Faculty and Staff Notes

Matthew Rarey Book Wins 2024 Murdo J. MacLeod Book Prize

Associate Professor of Art History Matthew Rarey has won the 2024 Murdo J. MacLeod Book Prize for Insignificant Things: Amulets and the Art of Survival in the Early Black Atlantic (Duke, 2023). Given annually by the Latin American and Caribbean Section of the Southern Historical Association, the award honors “the best book published in the previous year in the fields of Latin America, Caribbean, American Borderlands and Frontiers, or Atlantic World history." While the MacLeod is typically reserved for historians, the prize committee called Insignificant Things compelling across disciplinary boundaries.

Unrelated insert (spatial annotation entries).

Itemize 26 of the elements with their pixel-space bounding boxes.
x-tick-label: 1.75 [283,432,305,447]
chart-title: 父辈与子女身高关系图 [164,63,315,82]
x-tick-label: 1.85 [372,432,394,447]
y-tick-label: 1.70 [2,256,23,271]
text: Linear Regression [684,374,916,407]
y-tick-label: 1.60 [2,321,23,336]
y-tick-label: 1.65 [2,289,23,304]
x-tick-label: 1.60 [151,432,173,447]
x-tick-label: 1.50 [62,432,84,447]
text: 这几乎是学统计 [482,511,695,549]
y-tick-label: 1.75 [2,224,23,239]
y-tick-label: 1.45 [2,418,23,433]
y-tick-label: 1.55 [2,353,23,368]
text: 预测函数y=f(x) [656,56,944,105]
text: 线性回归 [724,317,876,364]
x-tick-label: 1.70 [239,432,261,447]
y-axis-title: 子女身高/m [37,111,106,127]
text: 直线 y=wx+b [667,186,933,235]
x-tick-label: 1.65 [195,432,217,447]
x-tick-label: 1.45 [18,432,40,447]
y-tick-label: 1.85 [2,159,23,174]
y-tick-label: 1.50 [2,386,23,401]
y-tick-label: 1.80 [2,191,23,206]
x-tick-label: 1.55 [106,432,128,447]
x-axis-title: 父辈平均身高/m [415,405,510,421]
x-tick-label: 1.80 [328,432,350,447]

Elizabeth Lindsey Rogers Collection of Creative Nonfiction Released

Assistant Professor of Creative Writing Elizabeth Lindsey Rogers's collection of creative nonfiction, Miss Southeast: Essays, came out on September 15 from Curbstone/Northwestern University Press. From the press: "A collection of narrative essays on femininity, sexuality, community, and belonging, Miss Southeast explores the strange, often contradictory cultural circumstances of being queer and female in the American South and beyond."

Jillian Scudder Interviewed on WWL Radio

Associate Professor of Physics and Astronomy Jillian Scudder discussed a wide range of astronomical topics in a live, hourlong interview with WWL Radio in Louisiana on September 9.

Shari Rabin Pieces Published in Newly-Released Edited Volumes

Associate Professor of Jewish Studies and Religion Shari Rabin published pieces in two newly-released edited volumes: “‘Thy Soul be Accepted’: A Jewish Gravestone in Eighteenth-century Charleston” in American Contact: Intercultural Encounters and the Boundaries of Book History (University of Pennsylvania Press) and “From Beautiful Rabbi to Queer Kohenet: Gender and Judaism in and Beyond Transparent,” in Blessings Beyond the Binary: Transparent and the Queer Jewish Family eds. Nora Rubel and Brett Krutzsch (Rutgers University Press).

Steven Huff Book Review Published

Professor of German Steven Huff has published a review of Ulrich Klingmann, “Kleines Buch zu Goethes Iphigenie auf Tauris. Zum Lesen—Zum Spielen,” in Goethe Yearbook. It notes that jazz musicians Esperanza Spalding and Wayne Shorter recently composed and performed an Iphigenia opera.

Kirk Ormand Essay Included in Newly Published Book

Nathan A. Greenberg Professor of Classics Kirk Ormand has published a book chapter in the new Oxford Critical Guide to Homer's Iliad, edited by Jonathan Ready. The volume contains critical essays by different scholars on each of the 24 books of the Iliad; Ormand's essay deals with book 19, in which Achilles renounces his anger, agrees to return to battle, and receives an prophecy from Xanthus, a talking horse.

Margaret Kamitsuka New Book Published

Emeritus Professor of Religion Margaret Kamitsuka announces the publication of her new book Desirable Belief: A Theology of Eros, an examination of the complexities of love and desire, as narrated in biblical texts, allegorized by church theologians, manifested in the lives of mystics, analyzed in psychodynamic theory, and depicted in poetry, literature, and Christian art.

Rachel Diethorn Awarded National Science Foundation Grant

Assistant Professor of Mathematics Rachel Diethorn was recently awarded a $200,000 National Science Foundation grant for her research project in commutative algebra entitled “Homological investigations of differential operators, almost complete intersections, and Gorenstein ideals.” This award includes funding to support several research assistantships for students over the next two years.